Axios reported on January 30 that the New York Department of Financial Services (NYDFS) is looking into Gemini’s claims about being covered by the Federal Deposit Insurance Corporation (FDIC). Last year, Gemini was said to have regularly asserted that the assets of customers using its Earn product were secure because FDIC insured them.
Customers of Genesis’s defunct Gemini Earn platform are due a total of $765,9 million. Some of these customers allege that Gemini deceived them into thinking that their funds were protected by the FDIC when they were not.
Customers were misled
Gemini is accused of misleading customers by saying in emails that the Gemini Dollar (GUSD), its stablecoin, was backed by FDIC-insured bank deposits. Users complained in the report that it was not evident from Gemini’s marketing and communications that its products, such as Earn, were not insured by the FDIC.

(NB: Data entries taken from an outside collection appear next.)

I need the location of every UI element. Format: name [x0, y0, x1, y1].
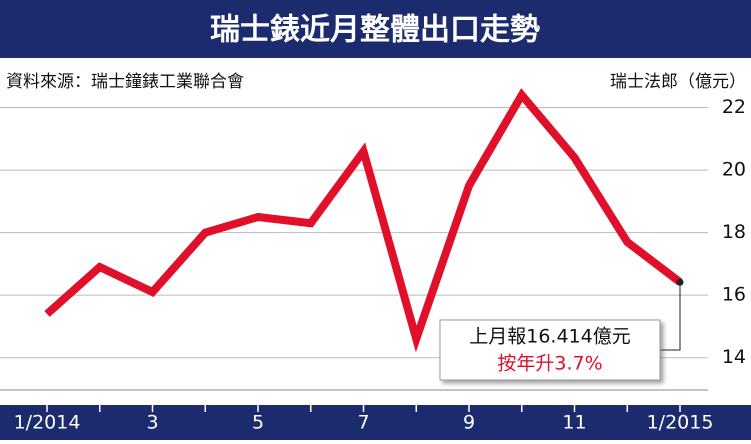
annotation-text: 按年升3.7%	[497, 353, 602, 375]
y-tick-label: 14	[722, 346, 746, 368]
x-tick-label: 3	[146, 412, 158, 434]
data-line	[44, 88, 683, 353]
x-tick-label: 7	[357, 412, 369, 434]
x-tick-label: 11	[562, 412, 586, 434]
grid: 14 16 18 20 22 1/2014 3 5 7 9 11 1/2015	[0, 96, 746, 434]
x-tick-label: 1/2015	[647, 412, 714, 434]
x-tick-label: 9	[463, 412, 475, 434]
y-tick-label: 18	[722, 221, 746, 243]
x-axis-band	[0, 405, 751, 440]
annotation-text: 上月報16.414億元	[469, 326, 630, 348]
y-tick-label: 16	[722, 284, 746, 306]
chart-title: 瑞士錶近月整體出口走勢	[210, 13, 540, 48]
end-point	[676, 278, 684, 286]
annotation: 上月報16.414億元 按年升3.7%	[439, 319, 661, 381]
y-tick-label: 22	[722, 96, 746, 118]
annotation-box	[439, 319, 661, 381]
title-band	[0, 0, 751, 58]
x-tick-label: 1/2014	[14, 412, 81, 434]
plot	[44, 88, 684, 353]
x-tick-label: 5	[252, 412, 264, 434]
leader-line	[660, 282, 681, 351]
y-tick-label: 20	[722, 159, 746, 181]
y-axis-label: 瑞士法郎（億元）	[610, 72, 746, 92]
source: 資料來源：瑞士鐘錶工業聯合會	[6, 72, 244, 92]
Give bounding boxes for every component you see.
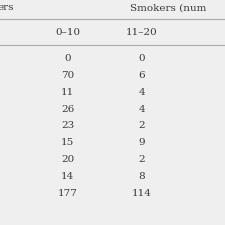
- Text: 15: 15: [61, 138, 74, 147]
- Text: 9: 9: [138, 138, 145, 147]
- Text: 0: 0: [138, 54, 145, 63]
- Text: 2: 2: [138, 122, 145, 130]
- Text: 177: 177: [58, 189, 77, 198]
- Text: 8: 8: [138, 172, 145, 181]
- Text: 4: 4: [138, 88, 145, 97]
- Text: 20: 20: [61, 155, 74, 164]
- Text: 14: 14: [61, 172, 74, 181]
- Text: 70: 70: [61, 71, 74, 80]
- Text: 23: 23: [61, 122, 74, 130]
- Text: 11: 11: [61, 88, 74, 97]
- Text: ers: ers: [0, 3, 14, 12]
- Text: Smokers (num: Smokers (num: [130, 3, 207, 12]
- Text: 11–20: 11–20: [126, 28, 158, 37]
- Text: 114: 114: [132, 189, 152, 198]
- Text: 6: 6: [138, 71, 145, 80]
- Text: 2: 2: [138, 155, 145, 164]
- Text: 0–10: 0–10: [55, 28, 80, 37]
- Text: 0: 0: [64, 54, 71, 63]
- Text: 26: 26: [61, 105, 74, 114]
- Text: 4: 4: [138, 105, 145, 114]
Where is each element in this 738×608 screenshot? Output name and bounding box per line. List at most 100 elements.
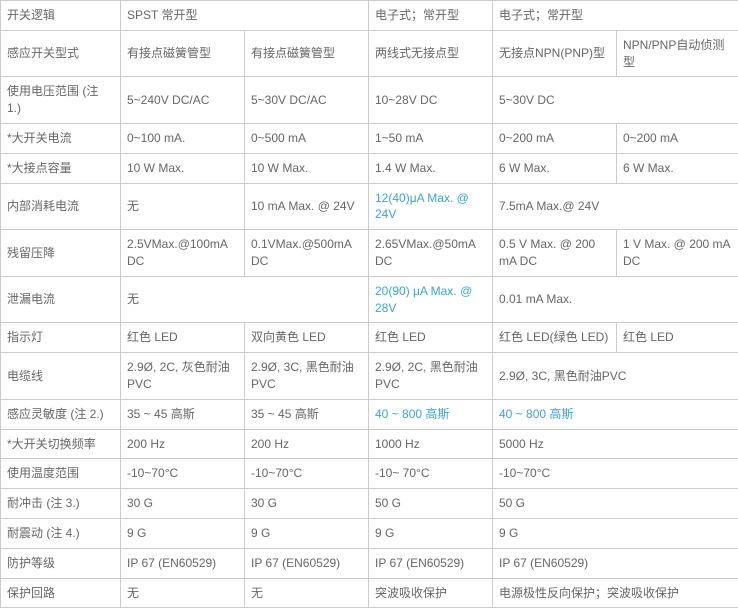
table-row: 感应开关型式有接点磁簧管型有接点磁簧管型两线式无接点型无接点NPN(PNP)型N… bbox=[1, 30, 738, 77]
table-row: 感应灵敏度 (注 2.)35 ~ 45 高斯35 ~ 45 高斯40 ~ 800… bbox=[1, 399, 738, 429]
table-cell: 电子式；常开型 bbox=[493, 1, 738, 31]
table-cell: 0~500 mA bbox=[245, 123, 369, 153]
table-cell: NPN/PNP自动侦测型 bbox=[617, 30, 738, 77]
table-cell: 7.5mA Max.@ 24V bbox=[493, 183, 738, 230]
table-cell: 红色 LED bbox=[369, 323, 493, 353]
table-cell: 0.1VMax.@500mA DC bbox=[245, 230, 369, 277]
table-cell: 无 bbox=[121, 578, 245, 608]
table-cell: 0.5 V Max. @ 200 mA DC bbox=[493, 230, 617, 277]
table-cell: 无接点NPN(PNP)型 bbox=[493, 30, 617, 77]
table-cell: 无 bbox=[121, 276, 369, 323]
row-header-cell: 防护等级 bbox=[1, 548, 121, 578]
table-cell: -10~ 70°C bbox=[369, 459, 493, 489]
table-cell: 6 W Max. bbox=[617, 153, 738, 183]
row-header-cell: 电缆线 bbox=[1, 353, 121, 400]
table-row: 使用电压范围 (注 1.)5~240V DC/AC5~30V DC/AC10~2… bbox=[1, 77, 738, 124]
table-row: *大开关电流0~100 mA.0~500 mA1~50 mA0~200 mA0~… bbox=[1, 123, 738, 153]
table-cell: 35 ~ 45 高斯 bbox=[245, 399, 369, 429]
table-cell: 2.9Ø, 2C, 灰色耐油PVC bbox=[121, 353, 245, 400]
table-cell: 0~100 mA. bbox=[121, 123, 245, 153]
row-header-cell: *大开关电流 bbox=[1, 123, 121, 153]
table-cell: IP 67 (EN60529) bbox=[245, 548, 369, 578]
table-cell: 5000 Hz bbox=[493, 429, 738, 459]
table-row: 指示灯红色 LED双向黄色 LED红色 LED红色 LED(绿色 LED)红色 … bbox=[1, 323, 738, 353]
table-row: *大接点容量10 W Max.10 W Max.1.4 W Max.6 W Ma… bbox=[1, 153, 738, 183]
table-cell: 200 Hz bbox=[121, 429, 245, 459]
table-cell: 40 ~ 800 高斯 bbox=[493, 399, 738, 429]
spec-table-body: 开关逻辑SPST 常开型电子式；常开型电子式；常开型感应开关型式有接点磁簧管型有… bbox=[1, 1, 738, 608]
table-cell: 0~200 mA bbox=[617, 123, 738, 153]
table-cell: 无 bbox=[245, 578, 369, 608]
row-header-cell: 残留压降 bbox=[1, 230, 121, 277]
table-cell: 1.4 W Max. bbox=[369, 153, 493, 183]
row-header-cell: 指示灯 bbox=[1, 323, 121, 353]
table-row: 耐冲击 (注 3.)30 G30 G50 G50 G bbox=[1, 489, 738, 519]
table-cell: 两线式无接点型 bbox=[369, 30, 493, 77]
table-cell: 有接点磁簧管型 bbox=[245, 30, 369, 77]
table-cell: IP 67 (EN60529) bbox=[121, 548, 245, 578]
table-cell: 1000 Hz bbox=[369, 429, 493, 459]
table-cell: SPST 常开型 bbox=[121, 1, 369, 31]
table-row: 耐震动 (注 4.)9 G9 G9 G9 G bbox=[1, 518, 738, 548]
table-row: 电缆线2.9Ø, 2C, 灰色耐油PVC2.9Ø, 3C, 黑色耐油PVC2.9… bbox=[1, 353, 738, 400]
table-cell: 6 W Max. bbox=[493, 153, 617, 183]
table-cell: 10~28V DC bbox=[369, 77, 493, 124]
table-row: *大开关切换频率200 Hz200 Hz1000 Hz5000 Hz bbox=[1, 429, 738, 459]
table-cell: 9 G bbox=[369, 518, 493, 548]
table-row: 开关逻辑SPST 常开型电子式；常开型电子式；常开型 bbox=[1, 1, 738, 31]
table-cell: 有接点磁簧管型 bbox=[121, 30, 245, 77]
table-cell: 10 mA Max. @ 24V bbox=[245, 183, 369, 230]
table-cell: 无 bbox=[121, 183, 245, 230]
table-cell: 5~240V DC/AC bbox=[121, 77, 245, 124]
table-cell: 35 ~ 45 高斯 bbox=[121, 399, 245, 429]
row-header-cell: 使用温度范围 bbox=[1, 459, 121, 489]
table-cell: 电子式；常开型 bbox=[369, 1, 493, 31]
row-header-cell: *大开关切换频率 bbox=[1, 429, 121, 459]
row-header-cell: 内部消耗电流 bbox=[1, 183, 121, 230]
table-cell: 2.9Ø, 3C, 黑色耐油PVC bbox=[245, 353, 369, 400]
table-cell: -10~70°C bbox=[245, 459, 369, 489]
table-cell: 1 V Max. @ 200 mA DC bbox=[617, 230, 738, 277]
table-cell: 0.01 mA Max. bbox=[493, 276, 738, 323]
table-cell: IP 67 (EN60529) bbox=[369, 548, 493, 578]
table-cell: 40 ~ 800 高斯 bbox=[369, 399, 493, 429]
table-cell: 2.9Ø, 3C, 黑色耐油PVC bbox=[493, 353, 738, 400]
spec-table: 开关逻辑SPST 常开型电子式；常开型电子式；常开型感应开关型式有接点磁簧管型有… bbox=[0, 0, 738, 608]
table-cell: 红色 LED(绿色 LED) bbox=[493, 323, 617, 353]
row-header-cell: 感应灵敏度 (注 2.) bbox=[1, 399, 121, 429]
table-cell: 9 G bbox=[493, 518, 738, 548]
table-cell: 50 G bbox=[369, 489, 493, 519]
table-cell: -10~70°C bbox=[493, 459, 738, 489]
row-header-cell: 感应开关型式 bbox=[1, 30, 121, 77]
table-cell: 30 G bbox=[121, 489, 245, 519]
table-cell: 双向黄色 LED bbox=[245, 323, 369, 353]
row-header-cell: 耐冲击 (注 3.) bbox=[1, 489, 121, 519]
table-cell: 5~30V DC/AC bbox=[245, 77, 369, 124]
table-cell: 30 G bbox=[245, 489, 369, 519]
row-header-cell: 使用电压范围 (注 1.) bbox=[1, 77, 121, 124]
row-header-cell: 泄漏电流 bbox=[1, 276, 121, 323]
table-cell: 20(90) μA Max. @ 28V bbox=[369, 276, 493, 323]
table-cell: -10~70°C bbox=[121, 459, 245, 489]
table-row: 泄漏电流无20(90) μA Max. @ 28V0.01 mA Max. bbox=[1, 276, 738, 323]
table-row: 保护回路无无突波吸收保护电源极性反向保护；突波吸收保护 bbox=[1, 578, 738, 608]
table-cell: 12(40)μA Max. @ 24V bbox=[369, 183, 493, 230]
table-cell: 突波吸收保护 bbox=[369, 578, 493, 608]
table-cell: IP 67 (EN60529) bbox=[493, 548, 738, 578]
table-cell: 1~50 mA bbox=[369, 123, 493, 153]
row-header-cell: *大接点容量 bbox=[1, 153, 121, 183]
table-cell: 9 G bbox=[245, 518, 369, 548]
table-cell: 10 W Max. bbox=[245, 153, 369, 183]
table-row: 使用温度范围-10~70°C-10~70°C-10~ 70°C-10~70°C bbox=[1, 459, 738, 489]
table-row: 残留压降2.5VMax.@100mA DC0.1VMax.@500mA DC2.… bbox=[1, 230, 738, 277]
table-cell: 9 G bbox=[121, 518, 245, 548]
table-cell: 红色 LED bbox=[617, 323, 738, 353]
table-cell: 5~30V DC bbox=[493, 77, 738, 124]
table-cell: 2.65VMax.@50mA DC bbox=[369, 230, 493, 277]
row-header-cell: 保护回路 bbox=[1, 578, 121, 608]
table-cell: 0~200 mA bbox=[493, 123, 617, 153]
row-header-cell: 开关逻辑 bbox=[1, 1, 121, 31]
table-cell: 2.9Ø, 2C, 黑色耐油PVC bbox=[369, 353, 493, 400]
table-cell: 200 Hz bbox=[245, 429, 369, 459]
table-cell: 10 W Max. bbox=[121, 153, 245, 183]
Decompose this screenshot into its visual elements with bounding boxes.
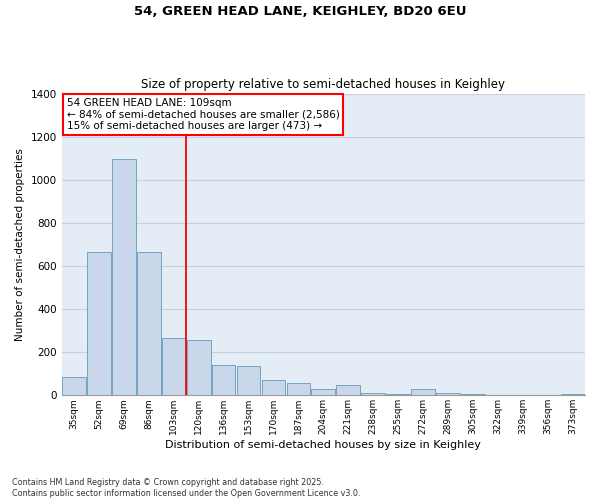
Bar [287, 384, 310, 396]
Bar [561, 394, 584, 396]
Bar [187, 340, 211, 396]
Title: Size of property relative to semi-detached houses in Keighley: Size of property relative to semi-detach… [142, 78, 505, 91]
Bar [262, 380, 286, 396]
Bar [436, 393, 460, 396]
Bar [337, 384, 360, 396]
Bar [162, 338, 185, 396]
Bar [411, 389, 435, 396]
Y-axis label: Number of semi-detached properties: Number of semi-detached properties [15, 148, 25, 341]
Bar [461, 394, 485, 396]
Bar [212, 365, 235, 396]
Bar [137, 252, 161, 396]
Bar [87, 252, 111, 396]
Bar [237, 366, 260, 396]
Bar [112, 160, 136, 396]
Bar [361, 393, 385, 396]
Text: 54, GREEN HEAD LANE, KEIGHLEY, BD20 6EU: 54, GREEN HEAD LANE, KEIGHLEY, BD20 6EU [134, 5, 466, 18]
Text: Contains HM Land Registry data © Crown copyright and database right 2025.
Contai: Contains HM Land Registry data © Crown c… [12, 478, 361, 498]
Bar [311, 389, 335, 396]
Text: 54 GREEN HEAD LANE: 109sqm
← 84% of semi-detached houses are smaller (2,586)
15%: 54 GREEN HEAD LANE: 109sqm ← 84% of semi… [67, 98, 340, 132]
Bar [62, 377, 86, 396]
Bar [386, 394, 410, 396]
X-axis label: Distribution of semi-detached houses by size in Keighley: Distribution of semi-detached houses by … [166, 440, 481, 450]
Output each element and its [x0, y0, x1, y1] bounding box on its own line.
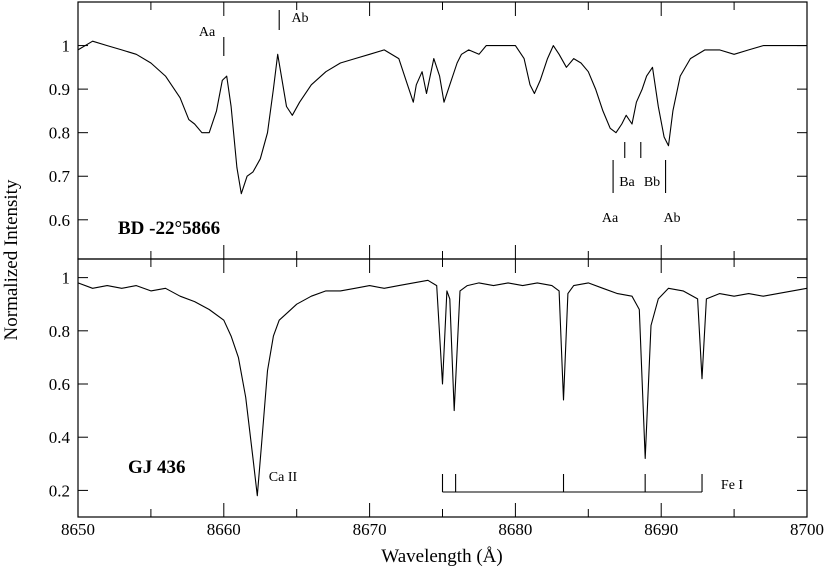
y-tick-label-bottom: 1	[62, 269, 71, 288]
y-tick-label-bottom: 0.8	[49, 322, 70, 341]
series-line-bd-22-5866	[77, 40, 807, 195]
x-tick-label: 8680	[498, 520, 532, 539]
y-tick-label-top: 0.7	[49, 167, 71, 186]
x-tick-label: 8670	[353, 520, 387, 539]
y-tick-label-bottom: 0.2	[49, 481, 70, 500]
y-tick-label-top: 0.8	[49, 124, 70, 143]
y-tick-label-top: 0.9	[49, 80, 70, 99]
x-tick-label: 8690	[644, 520, 678, 539]
y-tick-label-bottom: 0.6	[49, 375, 70, 394]
annotation-ab-top: Ab	[291, 11, 308, 26]
top-panel-title: BD -22°5866	[118, 218, 220, 239]
annotation-bb: Bb	[644, 175, 660, 190]
y-tick-label-top: 1	[62, 37, 71, 56]
x-tick-label: 8660	[207, 520, 241, 539]
x-tick-label: 8700	[790, 520, 824, 539]
series-line-gj-436	[77, 279, 808, 497]
x-axis-label: Wavelength (Å)	[381, 546, 502, 567]
annotation-fe-i: Fe I	[721, 478, 744, 493]
annotation-ab-bottom: Ab	[663, 211, 680, 226]
y-axis-label: Normalized Intensity	[1, 179, 22, 340]
y-tick-label-bottom: 0.4	[49, 428, 71, 447]
x-tick-label: 8650	[61, 520, 95, 539]
axis-tick-labels: 0.6 0.7 0.8 0.9 1 0.2 0.4 0.6 0.8 1 8650 8660 8670 86…	[49, 37, 824, 539]
y-tick-label-top: 0.6	[49, 211, 70, 230]
line-markers	[223, 10, 703, 493]
annotation-ba: Ba	[619, 175, 635, 190]
bottom-panel-title: GJ 436	[128, 457, 186, 478]
annotation-aa-top: Aa	[199, 25, 216, 40]
annotation-aa-bottom: Aa	[602, 211, 619, 226]
annotation-ca-ii: Ca II	[269, 470, 298, 485]
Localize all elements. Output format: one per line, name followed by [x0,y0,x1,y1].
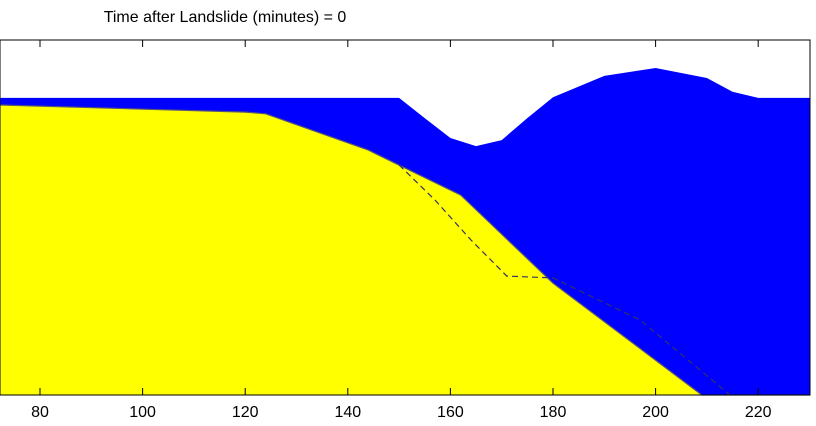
x-tick-label: 160 [437,404,464,421]
area [0,105,810,395]
x-tick-label: 120 [232,404,259,421]
x-tick-label: 80 [31,404,49,421]
x-tick-label: 100 [129,404,156,421]
area-edge [0,104,810,396]
x-tick-label: 180 [540,404,567,421]
line [398,164,731,396]
plot-frame [0,39,811,396]
x-tick-label: 140 [334,404,361,421]
chart-title: Time after Landslide (minutes) = 0 [104,9,347,26]
x-tick-label: 220 [745,404,772,421]
x-tick-label: 200 [642,404,669,421]
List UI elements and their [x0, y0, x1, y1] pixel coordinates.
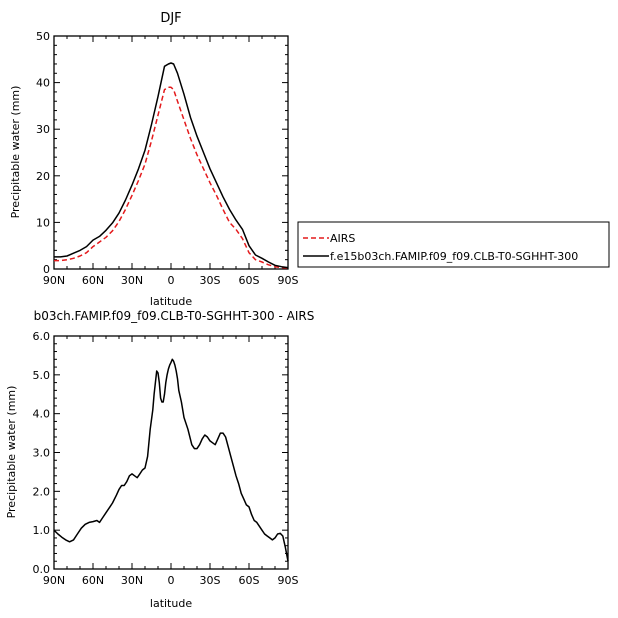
y-tick-label: 2.0 [33, 485, 51, 498]
x-tick-label: 60N [82, 574, 104, 587]
chart-top-ticks: 90N 60N 30N 0 30S 60S 90S 0 10 20 30 40 50 [36, 30, 299, 287]
x-tick-label: 30N [121, 274, 143, 287]
chart-bottom-lines [53, 358, 289, 562]
chart-top-x-axis-label: latitude [150, 295, 192, 308]
chart-bottom-plot-frame [53, 335, 289, 570]
chart-bottom-x-axis-label: latitude [150, 597, 192, 610]
y-tick-label: 1.0 [33, 524, 51, 537]
chart-top-plot-frame [53, 35, 289, 270]
chart-top: DJF Precipitable water (mm) latitude 90N… [9, 11, 299, 308]
legend-label-model: f.e15b03ch.FAMIP.f09_f09.CLB-T0-SGHHT-30… [330, 250, 578, 263]
chart-bottom-series-line-0 [53, 358, 289, 562]
y-tick-label: 5.0 [33, 369, 51, 382]
x-tick-label: 60N [82, 274, 104, 287]
y-tick-label: 40 [36, 77, 50, 90]
x-tick-label: 90S [278, 274, 299, 287]
chart-bottom-y-axis-label: Precipitable water (mm) [5, 386, 18, 519]
y-tick-label: 50 [36, 30, 50, 43]
x-tick-label: 90S [278, 574, 299, 587]
y-tick-label: 30 [36, 123, 50, 136]
x-tick-label: 90N [43, 274, 65, 287]
chart-bottom-title: b03ch.FAMIP.f09_f09.CLB-T0-SGHHT-300 - A… [34, 309, 315, 323]
y-tick-label: 20 [36, 170, 50, 183]
legend-box [297, 221, 610, 268]
x-tick-label: 90N [43, 574, 65, 587]
x-tick-label: 30N [121, 574, 143, 587]
y-tick-label: 3.0 [33, 447, 51, 460]
y-tick-label: 10 [36, 216, 50, 229]
x-tick-label: 60S [239, 274, 260, 287]
chart-bottom-ticks: 90N 60N 30N 0 30S 60S 90S 0.0 1.0 2.0 3.0 4.0 5.0 6.0 [33, 330, 299, 587]
y-tick-label: 0.0 [33, 563, 51, 576]
x-tick-label: 0 [168, 574, 175, 587]
x-tick-label: 30S [200, 574, 221, 587]
x-tick-label: 60S [239, 574, 260, 587]
chart-top-series-line-0 [54, 86, 289, 269]
y-tick-label: 0 [43, 263, 50, 276]
chart-bottom: b03ch.FAMIP.f09_f09.CLB-T0-SGHHT-300 - A… [5, 309, 314, 610]
chart-top-series-line-1 [54, 62, 289, 269]
legend: AIRS f.e15b03ch.FAMIP.f09_f09.CLB-T0-SGH… [297, 221, 610, 268]
chart-top-title: DJF [160, 11, 181, 26]
x-tick-label: 30S [200, 274, 221, 287]
y-tick-label: 6.0 [33, 330, 51, 343]
chart-top-lines [54, 62, 289, 269]
y-tick-label: 4.0 [33, 408, 51, 421]
legend-label-airs: AIRS [330, 232, 355, 245]
chart-top-y-axis-label: Precipitable water (mm) [9, 86, 22, 219]
x-tick-label: 0 [168, 274, 175, 287]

The report notes that while some customers found Gemini’s messages on FDIC coverage to be “pretty obviously misleading,” others believed that Gemini Earn was FDIC-insured. In an interview with Axios, Todd Phillips, a former senior attorney at the FDIC, said that while he thought Gemini’s emails about FDIC insurance were “skeezy,” he could not say whether or not they were unlawful. Companies cannot willfully misrepresent their FDIC coverage to customers without breaking federal law.
Gemini suspended Earn withdrawals in November 2022 as a result of the aftermath of the demise of competitor FTX. As a result, almost $900 million in funds were reportedly blocked on the service. Gemini attributed the suspension to a similar freeze at the now-defunct cryptocurrency lender Genesis, where Gemini had invested its clients’ assets.